Пало еще несколько человек, хотя их тоже геройски защищали от свирепости черни. Ярость ее начинала обращаться против Флесселя, которого обвиняли в измене. Уверяли, что он обманул народ, несколько раз обещая ему оружие и всё не давая. Зала наполнилась людьми, кипевшими ожесточением после продолжительного сражения и теснимыми сотнями других людей, тоже желавших войти. Выборщики старались оправдать Флесселя в глазах толпы. Он начинал уже теряться и, весь бледный, восклицал:
– Если уж меня подозревают, я удалюсь!
– Нет, – возразили ему, – идите в Пале-Рояль, там вас будут судить.
Флессель повиновался и ушел, окруженный, а фактически сдавленный толпою. На набережной Пельтье какой-то неизвестный убил его из пистолета. Разнеслась молва, будто у Делоне была найдена записка от Флесселя со словами: «Держитесь, пока я забавляю парижан кокардами».
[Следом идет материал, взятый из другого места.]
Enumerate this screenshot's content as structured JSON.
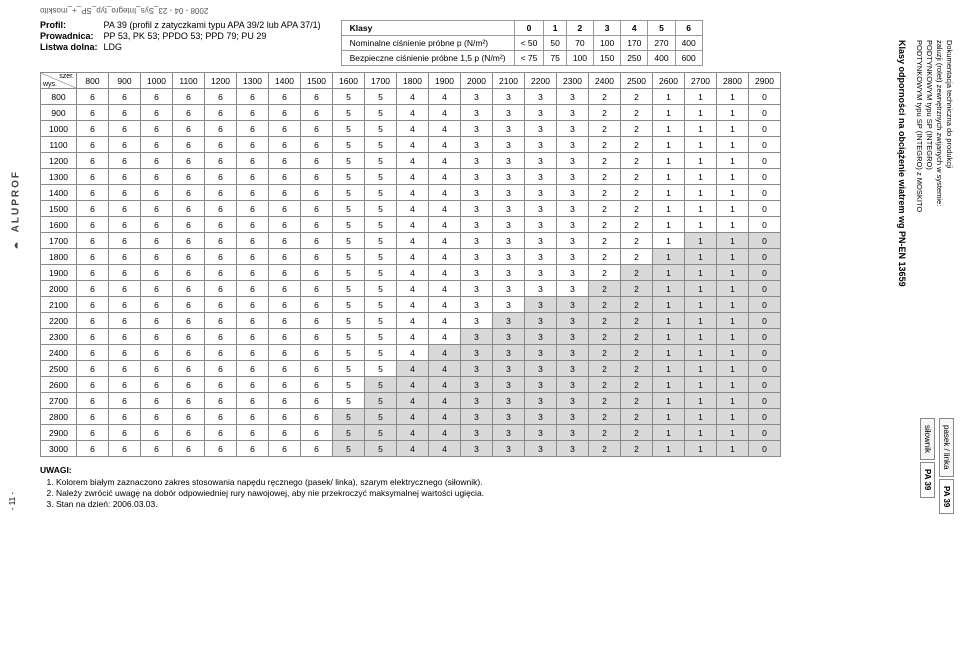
{
  "doc_header_rotated": "2008 - 04 - 23_Sys_Integro_typ_SP_+_moskito",
  "left_logo": "ALUPROF",
  "page_num": "- 11 -",
  "profile": {
    "labels": {
      "profil": "Profil:",
      "prow": "Prowadnica:",
      "listwa": "Listwa dolna:"
    },
    "profil": "PA 39 (profil z zatyczkami typu APA 39/2 lub APA 37/1)",
    "prow": "PP 53, PK 53; PPDO 53; PPD 79; PU 29",
    "listwa": "LDG"
  },
  "klasy": {
    "head": "Klasy",
    "classes": [
      "0",
      "1",
      "2",
      "3",
      "4",
      "5",
      "6"
    ],
    "row1_label": "Nominalne ciśnienie próbne p (N/m²)",
    "row1": [
      "< 50",
      "50",
      "70",
      "100",
      "170",
      "270",
      "400"
    ],
    "row2_label": "Bezpieczne ciśnienie próbne 1,5 p (N/m²)",
    "row2": [
      "< 75",
      "75",
      "100",
      "150",
      "250",
      "400",
      "600"
    ]
  },
  "main": {
    "corner_top": "szer.",
    "corner_bot": "wys.",
    "col_headers": [
      "800",
      "900",
      "1000",
      "1100",
      "1200",
      "1300",
      "1400",
      "1500",
      "1600",
      "1700",
      "1800",
      "1900",
      "2000",
      "2100",
      "2200",
      "2300",
      "2400",
      "2500",
      "2600",
      "2700",
      "2800",
      "2900"
    ],
    "row_headers": [
      "800",
      "900",
      "1000",
      "1100",
      "1200",
      "1300",
      "1400",
      "1500",
      "1600",
      "1700",
      "1800",
      "1900",
      "2000",
      "2100",
      "2200",
      "2300",
      "2400",
      "2500",
      "2600",
      "2700",
      "2800",
      "2900",
      "3000"
    ],
    "row_values": [
      "6",
      "6",
      "6",
      "6",
      "6",
      "6",
      "6",
      "6",
      "5",
      "5",
      "4",
      "4",
      "3",
      "3",
      "3",
      "3",
      "2",
      "2",
      "1",
      "1",
      "1",
      "0"
    ],
    "gray_start_per_row": [
      22,
      22,
      22,
      22,
      22,
      22,
      22,
      22,
      22,
      19,
      18,
      17,
      16,
      14,
      13,
      12,
      11,
      10,
      9,
      9,
      8,
      8,
      8
    ],
    "colors": {
      "white": "#ffffff",
      "gray": "#d9d9d9",
      "border": "#888888"
    }
  },
  "uwagi": {
    "title": "UWAGI:",
    "items": [
      "Kolorem białym zaznaczono zakres stosowania napędu ręcznego (pasek/ linka), szarym elektrycznego (siłownik).",
      "Należy zwrócić uwagę na dobór odpowiedniej rury nawojowej,  aby nie przekroczyć maksymalnej wartości ugięcia.",
      "Stan na dzień: 2006.03.03."
    ]
  },
  "right_vertical": {
    "main": "Klasy odporności na obciążenie wiatrem wg PN-EN 13659",
    "doc1": "Dokumentacja techniczna do produkcji",
    "doc2": "żaluzji (rolet) zewnętrznych zwijanych w systemie:",
    "doc3": "PODTYNKOWYM typu SP (INTEGRO)",
    "doc4": "PODTYNKOWYM typu SP (INTEGRO) z MOSKITO"
  },
  "right_tabs": {
    "col1": [
      "pasek / linka",
      "PA 39"
    ],
    "col2": [
      "siłownik",
      "PA 39"
    ]
  }
}
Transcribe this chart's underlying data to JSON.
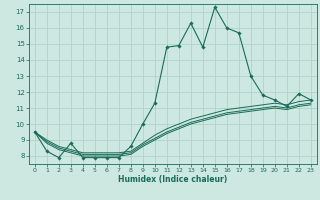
{
  "title": "",
  "xlabel": "Humidex (Indice chaleur)",
  "ylabel": "",
  "bg_color": "#cce8e0",
  "grid_color": "#a8d0c8",
  "line_color": "#1a6b5a",
  "xlim": [
    -0.5,
    23.5
  ],
  "ylim": [
    7.5,
    17.5
  ],
  "xticks": [
    0,
    1,
    2,
    3,
    4,
    5,
    6,
    7,
    8,
    9,
    10,
    11,
    12,
    13,
    14,
    15,
    16,
    17,
    18,
    19,
    20,
    21,
    22,
    23
  ],
  "yticks": [
    8,
    9,
    10,
    11,
    12,
    13,
    14,
    15,
    16,
    17
  ],
  "lines": [
    {
      "x": [
        0,
        1,
        2,
        3,
        4,
        5,
        6,
        7,
        8,
        9,
        10,
        11,
        12,
        13,
        14,
        15,
        16,
        17,
        18,
        19,
        20,
        21,
        22,
        23
      ],
      "y": [
        9.5,
        8.3,
        7.9,
        8.8,
        7.9,
        7.9,
        7.9,
        7.9,
        8.6,
        10.0,
        11.3,
        14.8,
        14.9,
        16.3,
        14.8,
        17.3,
        16.0,
        15.7,
        13.0,
        11.8,
        11.5,
        11.1,
        11.9,
        11.5
      ],
      "marker": true
    },
    {
      "x": [
        0,
        1,
        2,
        3,
        4,
        5,
        6,
        7,
        8,
        9,
        10,
        11,
        12,
        13,
        14,
        15,
        16,
        17,
        18,
        19,
        20,
        21,
        22,
        23
      ],
      "y": [
        9.5,
        9.0,
        8.6,
        8.4,
        8.2,
        8.2,
        8.2,
        8.2,
        8.3,
        8.8,
        9.3,
        9.7,
        10.0,
        10.3,
        10.5,
        10.7,
        10.9,
        11.0,
        11.1,
        11.2,
        11.3,
        11.2,
        11.4,
        11.5
      ],
      "marker": false
    },
    {
      "x": [
        0,
        1,
        2,
        3,
        4,
        5,
        6,
        7,
        8,
        9,
        10,
        11,
        12,
        13,
        14,
        15,
        16,
        17,
        18,
        19,
        20,
        21,
        22,
        23
      ],
      "y": [
        9.5,
        8.9,
        8.5,
        8.3,
        8.1,
        8.1,
        8.1,
        8.1,
        8.2,
        8.7,
        9.1,
        9.5,
        9.8,
        10.1,
        10.3,
        10.5,
        10.7,
        10.8,
        10.9,
        11.0,
        11.1,
        11.0,
        11.2,
        11.3
      ],
      "marker": false
    },
    {
      "x": [
        0,
        1,
        2,
        3,
        4,
        5,
        6,
        7,
        8,
        9,
        10,
        11,
        12,
        13,
        14,
        15,
        16,
        17,
        18,
        19,
        20,
        21,
        22,
        23
      ],
      "y": [
        9.5,
        8.8,
        8.4,
        8.2,
        8.0,
        8.0,
        8.0,
        8.0,
        8.1,
        8.6,
        9.0,
        9.4,
        9.7,
        10.0,
        10.2,
        10.4,
        10.6,
        10.7,
        10.8,
        10.9,
        11.0,
        10.9,
        11.1,
        11.2
      ],
      "marker": false
    }
  ]
}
Таковы были печальные происшествия этого дня. За упоением победы последовал общий страх. Победители Бастилии, сами удивленные своей отвагой и боясь почувствовать на другой день грозную силу власти, не осмеливались более называть себя. Каждую минуту распространялся слух, будто к столице подходят войска с целью опустошить ее. Моро де Сен-Мери, тот самый, который накануне объявил злодеям, что взорвет ратушу, остался непоколебим и отдал три тысячи приказов в несколько часов. Как только в ратуше стало известно о взятии Бастилии, выборщики послали об этом сообщение Национальному собранию, которое получило его к середине ночи. Заседания в это время не было, но известие разнеслось быстро. Двор, дотоле не веривший в энергию народа, смеявшийся над усилиями слепой толпы, вздумавшей брать крепость, которую некогда тщетно осаждал великий Конде, – двор был совершенно спокоен и рассыпался в насмешках. Однако король начинал тревожиться; в последних его ответах отчасти даже высказывалась скорбь. В конце концов он просто лег спать.
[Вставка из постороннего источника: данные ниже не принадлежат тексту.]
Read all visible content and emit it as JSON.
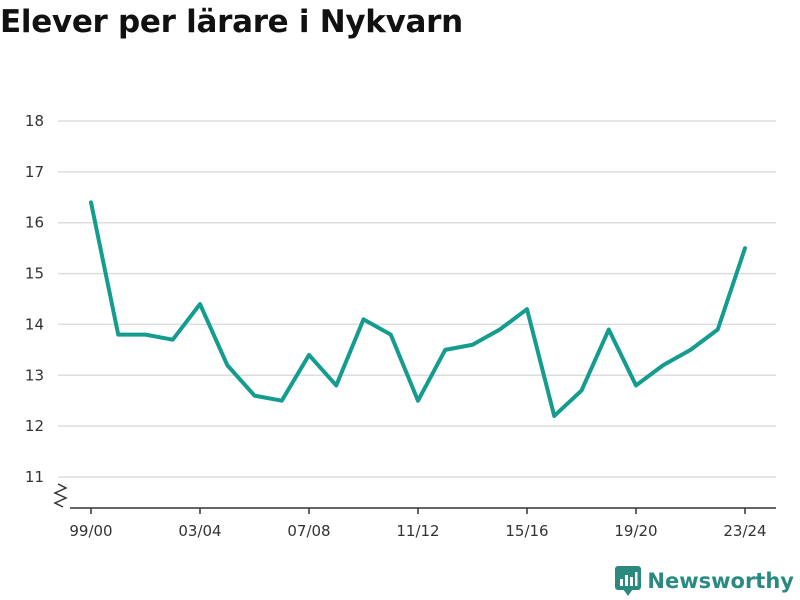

Герцог Лианкур, известный своими благородными чувствами, был личным другом Людовика XVI и в качестве главного хранителя королевского гардероба имел к нему доступ во всякое время. Узнав о парижских событиях, он поспешил прямо к королю, разбудил его, несмотря на сопротивление министров, и всё рассказал ему.
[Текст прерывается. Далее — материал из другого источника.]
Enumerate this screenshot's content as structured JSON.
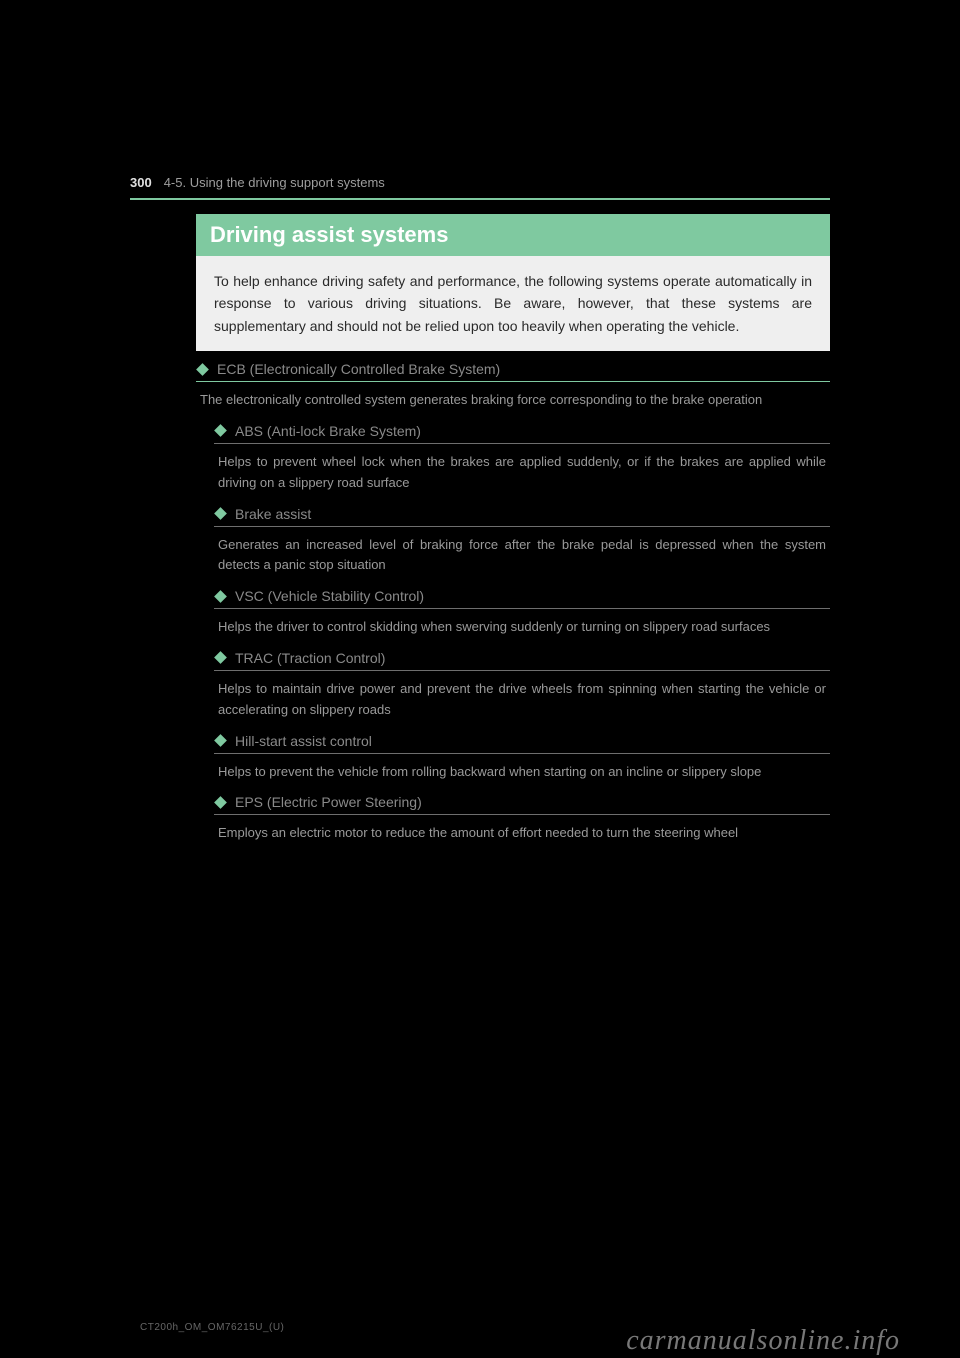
{
  "header": {
    "page_num": "300",
    "chapter": "4-5. Using the driving support systems"
  },
  "title": "Driving assist systems",
  "intro": "To help enhance driving safety and performance, the following systems operate automatically in response to various driving situations. Be aware, however, that these systems are supplementary and should not be relied upon too heavily when operating the vehicle.",
  "sections": [
    {
      "title": "ECB (Electronically Controlled Brake System)",
      "body": "The electronically controlled system generates braking force corresponding to the brake operation",
      "first": true,
      "indent": false
    },
    {
      "title": "ABS (Anti-lock Brake System)",
      "body": "Helps to prevent wheel lock when the brakes are applied suddenly, or if the brakes are applied while driving on a slippery road surface",
      "first": false,
      "indent": true
    },
    {
      "title": "Brake assist",
      "body": "Generates an increased level of braking force after the brake pedal is depressed when the system detects a panic stop situation",
      "first": false,
      "indent": true
    },
    {
      "title": "VSC (Vehicle Stability Control)",
      "body": "Helps the driver to control skidding when swerving suddenly or turning on slippery road surfaces",
      "first": false,
      "indent": true
    },
    {
      "title": "TRAC (Traction Control)",
      "body": "Helps to maintain drive power and prevent the drive wheels from spinning when starting the vehicle or accelerating on slippery roads",
      "first": false,
      "indent": true
    },
    {
      "title": "Hill-start assist control",
      "body": "Helps to prevent the vehicle from rolling backward when starting on an incline or slippery slope",
      "first": false,
      "indent": true
    },
    {
      "title": "EPS (Electric Power Steering)",
      "body": "Employs an electric motor to reduce the amount of effort needed to turn the steering wheel",
      "first": false,
      "indent": true
    }
  ],
  "footer": "CT200h_OM_OM76215U_(U)",
  "watermark": "carmanualsonline.info",
  "colors": {
    "accent": "#7fc9a0",
    "page_bg": "#000000",
    "intro_bg": "#efefef",
    "intro_text": "#2a2a2a",
    "body_text": "#9a9a9a",
    "header_text": "#8a8a8a"
  }
}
– Какой бунт! – воскликнул король.
– Государь, – возразил Лианкур, – скажите лучше – революция.
Людовик, быстро ухватив суть дела, согласился рано утром отправиться в собрание. Двор тоже уступил, и было решено дать собранию это доказательство высокого доверия.
Между тем собрание снова открыло заседание. Депутаты не знали о новых намерениях, внушенных королю, и речь шла о том, чтобы послать к нему еще одну, последнюю депутацию, которая попыталась бы тронуть его сердце и выпросить у него то, что он еще мог дать. Эта депутация была пятой с начала этих несчастных происшествий. Она состояла из двадцати четырех человек и готовилась уже идти, когда Мирабо, с еще большим против обыкновенного жаром, остановил ее. «Скажите королю, – воскликнул он, – скажите ему непременно, что иноземные орды, которыми мы окружены, принимали вчера принцев, принцесс, фаворитов и фавориток, их ласки, увещания, подарки. Скажите ему, что всю ночь эти иноземные прихвостни, преисполненные золотом и вином, предрекали в своих безбожных песнях порабощение Франции, и их зверские желания призывали погибель Национального собрания. Скажите ему, что в самом его дворце придворные танцевали под эту варварскую музыку и что таково было начало Варфоломеевской ночи. Скажите ему, что Генрих, память которого всеми благословляется, тот из его предков, которого он хотел избрать себе образцом, пропускал съестные припасы в непокорный Париж, им лично осаждаемый, а свирепые советники короля обращают вспять муку, подвозимую Парижу, верному и голодному».
Депутация совсем было уже собралась к королю, когда узнали, что он идет сам, по собственному желанию, без стражи и свиты. Раздались рукоплескания. «Подождите! – с важностью остановил их Мирабо. – Пусть прежде король заявит нам о своих добрых намерениях. Пусть мрачное молчание встретит монарха в эту тяжкую минуту».
Людовик XVI появился в сопровождении двух своих братьев. Его простая, трогательная речь вызвала сильнейший восторг. Он успокоил собрание, которое в первый раз назвал национальным, кротко пожаловался на недоверие к нему. «Вы боялись, – сказал он, – хорошо же! Так я вам доверяюсь». Слова эти заглушили рукоплескания. Депутаты встали, окружили короля и пешком проводили его до дворца. Толпа теснилась около него, во всех глазах стояли слезы, и Людовику едва удавалось прокладывать себе путь через эту массу людей.